Assim, mantenho as duas estações em funcionamento e hoje adicionei uma Outdoor Wireless IP Camera na estação de Albufeira, para completar a informação que partilho na internet. Já era um objectivo antigo que só agora foi concretizado.

As duas estações são iguais,  Davis Vantage Pro 2 Plus Wireless. A de Albufeira foi estreada ontem e a do Algoz foi estreada quando os dados começaram a ser publicados ou seja, no inicio de 2012. 

Desde sempre uso o software "Weather Display" com data loggers nas consolas.

Para os mais atentos que forem visitar a página da estação de Albufeira, irão verificar que os valores da pressão atmosférica estão completamente alterados: tudo se justifica com a ansiedade de começar a partilhar os dados. O sensor que mede a pressão atmosférica está na consola. Mas o data logger que coloquei na consola nova já tem alguns anos ( de 2005) e não é compativel com o hardware/firmware das novas consolas. Tive de usar uma consola antiga que tem um problema crónico das consolas antigas Davis VP2 que tem oscilações enormes na medição da pressão atmosférica e desse modo fica "imprópria para consumo". Já vem um data logger novo a caminho e muito em breve todos os dados irão ser correctos e fiáveis.

A apresentação já vai longa.

Publicarei em breve, fotos das duas estações e suas localizações.

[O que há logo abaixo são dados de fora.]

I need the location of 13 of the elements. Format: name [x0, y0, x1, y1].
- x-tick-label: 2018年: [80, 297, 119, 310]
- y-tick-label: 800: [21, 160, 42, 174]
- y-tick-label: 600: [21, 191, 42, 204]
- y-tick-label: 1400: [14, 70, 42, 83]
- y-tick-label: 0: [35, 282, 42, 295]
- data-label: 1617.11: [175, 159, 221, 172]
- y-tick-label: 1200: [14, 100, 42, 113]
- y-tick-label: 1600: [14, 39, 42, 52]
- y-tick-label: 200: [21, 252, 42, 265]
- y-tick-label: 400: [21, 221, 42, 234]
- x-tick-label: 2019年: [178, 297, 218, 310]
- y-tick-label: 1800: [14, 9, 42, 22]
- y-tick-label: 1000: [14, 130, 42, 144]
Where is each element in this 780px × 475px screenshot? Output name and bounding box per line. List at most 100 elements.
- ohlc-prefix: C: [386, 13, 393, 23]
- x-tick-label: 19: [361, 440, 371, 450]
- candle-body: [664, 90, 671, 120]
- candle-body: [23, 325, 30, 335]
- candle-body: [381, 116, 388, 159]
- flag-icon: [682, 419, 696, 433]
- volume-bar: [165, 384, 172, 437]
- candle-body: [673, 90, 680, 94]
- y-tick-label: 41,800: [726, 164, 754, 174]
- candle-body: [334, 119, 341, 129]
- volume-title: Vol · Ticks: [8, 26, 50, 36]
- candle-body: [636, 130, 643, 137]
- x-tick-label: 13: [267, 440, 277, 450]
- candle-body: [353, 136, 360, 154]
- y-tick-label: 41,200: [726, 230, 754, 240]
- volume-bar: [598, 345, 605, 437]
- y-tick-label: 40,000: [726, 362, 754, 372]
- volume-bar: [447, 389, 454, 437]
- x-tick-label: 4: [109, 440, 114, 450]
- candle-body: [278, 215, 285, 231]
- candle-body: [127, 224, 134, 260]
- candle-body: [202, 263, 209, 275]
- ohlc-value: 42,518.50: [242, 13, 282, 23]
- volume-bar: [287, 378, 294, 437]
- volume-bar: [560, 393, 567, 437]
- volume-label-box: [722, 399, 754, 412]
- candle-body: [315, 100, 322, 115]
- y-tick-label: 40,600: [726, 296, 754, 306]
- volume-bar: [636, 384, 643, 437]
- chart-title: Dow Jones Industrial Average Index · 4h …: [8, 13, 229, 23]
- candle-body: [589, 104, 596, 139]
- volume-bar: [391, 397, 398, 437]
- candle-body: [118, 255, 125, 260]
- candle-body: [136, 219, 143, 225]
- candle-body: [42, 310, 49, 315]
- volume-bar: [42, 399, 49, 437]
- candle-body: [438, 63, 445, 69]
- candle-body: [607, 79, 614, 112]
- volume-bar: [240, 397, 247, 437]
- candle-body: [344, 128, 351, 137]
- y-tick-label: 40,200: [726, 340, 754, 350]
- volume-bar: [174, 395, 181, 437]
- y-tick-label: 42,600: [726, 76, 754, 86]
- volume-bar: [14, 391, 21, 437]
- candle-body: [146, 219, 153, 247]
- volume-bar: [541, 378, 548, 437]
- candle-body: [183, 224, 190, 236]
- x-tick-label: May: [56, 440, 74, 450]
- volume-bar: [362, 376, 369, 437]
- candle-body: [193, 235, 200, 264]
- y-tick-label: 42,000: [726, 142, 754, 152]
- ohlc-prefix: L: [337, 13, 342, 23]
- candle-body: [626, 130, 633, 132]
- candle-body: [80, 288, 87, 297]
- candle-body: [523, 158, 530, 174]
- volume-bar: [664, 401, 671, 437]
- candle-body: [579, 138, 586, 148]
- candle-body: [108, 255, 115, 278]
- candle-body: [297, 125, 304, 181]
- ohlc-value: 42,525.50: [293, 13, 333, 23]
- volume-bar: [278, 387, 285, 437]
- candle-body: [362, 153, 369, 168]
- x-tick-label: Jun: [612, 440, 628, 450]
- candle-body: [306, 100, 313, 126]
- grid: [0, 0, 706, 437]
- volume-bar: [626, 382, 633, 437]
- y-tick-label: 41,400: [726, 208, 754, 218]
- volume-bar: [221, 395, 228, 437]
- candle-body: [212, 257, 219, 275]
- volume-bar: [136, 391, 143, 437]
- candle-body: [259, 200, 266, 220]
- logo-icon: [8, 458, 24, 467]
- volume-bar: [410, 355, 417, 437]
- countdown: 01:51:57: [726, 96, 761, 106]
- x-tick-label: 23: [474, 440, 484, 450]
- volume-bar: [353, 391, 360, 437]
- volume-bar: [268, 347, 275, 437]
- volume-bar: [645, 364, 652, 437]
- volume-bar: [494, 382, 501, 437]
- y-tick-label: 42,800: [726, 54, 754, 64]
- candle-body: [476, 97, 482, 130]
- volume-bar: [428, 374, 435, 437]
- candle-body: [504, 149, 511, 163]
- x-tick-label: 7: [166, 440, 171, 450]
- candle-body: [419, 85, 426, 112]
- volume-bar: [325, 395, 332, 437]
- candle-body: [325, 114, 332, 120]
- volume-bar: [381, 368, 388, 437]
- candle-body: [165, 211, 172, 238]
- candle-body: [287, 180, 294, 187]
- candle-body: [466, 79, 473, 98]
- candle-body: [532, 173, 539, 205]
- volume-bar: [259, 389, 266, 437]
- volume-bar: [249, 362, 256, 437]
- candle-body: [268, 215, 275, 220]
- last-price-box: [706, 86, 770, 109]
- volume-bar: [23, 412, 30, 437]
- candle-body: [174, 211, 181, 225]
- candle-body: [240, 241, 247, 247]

Deixo aqui os links das respectivas:

*Albufeira*

http://www.wunderground.com/weatherstation/WXDailyHistory.asp?ID=IALGARVE1

*Algoz*

http://www.wunderground.com/weatherstation/WXDailyHistory.asp?ID=IALGARVE9


Obrigado pela vossa paciência e caso tenha comentários ou questões a fazer, não hesitem.

Sérgio Nuno Silva


----------



## Norther (25 Ago 2013 às 01:14)

É bem, por acaso vim hoje de Albufeira, estava adorar as noites frescas, mas regressei ao calor  continua


----------



## Agreste (25 Ago 2013 às 09:22)

Algarve central com mais 2 estações.


----------



## aoc36 (27 Ago 2013 às 19:58)

boas snmds tb sou de albufeira e tenho uma estaçao, nao envia dados para a net. curioso que durante ums bons minutos que tive a prestar atençao a diferença de temperatura é entre os 0,5 a 1º a mais :S...o meu RS é artesanal...


----------



## snmds (30 Ago 2013 às 22:10)

aoc36 disse:


> boas snmds tb sou de albufeira e tenho uma estaçao, nao envia dados para a net. curioso que durante ums bons minutos que tive a prestar atençao a diferença de temperatura é entre os 0,5 a 1º a mais :S...o meu RS é artesanal...



Boas aoc36,

Isso é sinal que está bem feito, não?


----------



## snmds (30 Ago 2013 às 22:14)

Bem, o Data Logger chegou hoje e já está instalado na consola nova! 

A pressão já está estabilizada e os dados recolhidos e transmitidos pela estação a 100%.


----------



## stormy (3 Set 2013 às 00:32)

Bela contribuição!!
Quantas mais estações ( e de qualidade) melhor


----------



## ecobcg (3 Set 2013 às 13:16)

Parabéns pela iniciativa!
Todas as estações são bem vindas! E as de qualidade anda mais!


----------



## aoc36 (20 Set 2013 às 17:15)

snmds

que se passa com a webcam? inicialmente estava a transmitir na barra da marida de albufeira, mas agora a webcam esta a transmitir da para da falecia......


----------



## snmds (23 Set 2013 às 10:12)

aoc36 disse:


> snmds
> 
> que se passa com a webcam? inicialmente estava a transmitir na barra da marida de albufeira, mas agora a webcam esta a transmitir da para da falecia......



Ora bom dia!

A estação continua a enviar imagens da mesma webcam. O que acontece, é que no mapa do Wunderground, quando tem imagens próximas ele sobrepõem. Se fizer zoom, vai ver que a imagem da entrada do porto de abrigo e da marina de Albufeira continuam lá! ;-)

Cumprimentos,

Sérgio


----------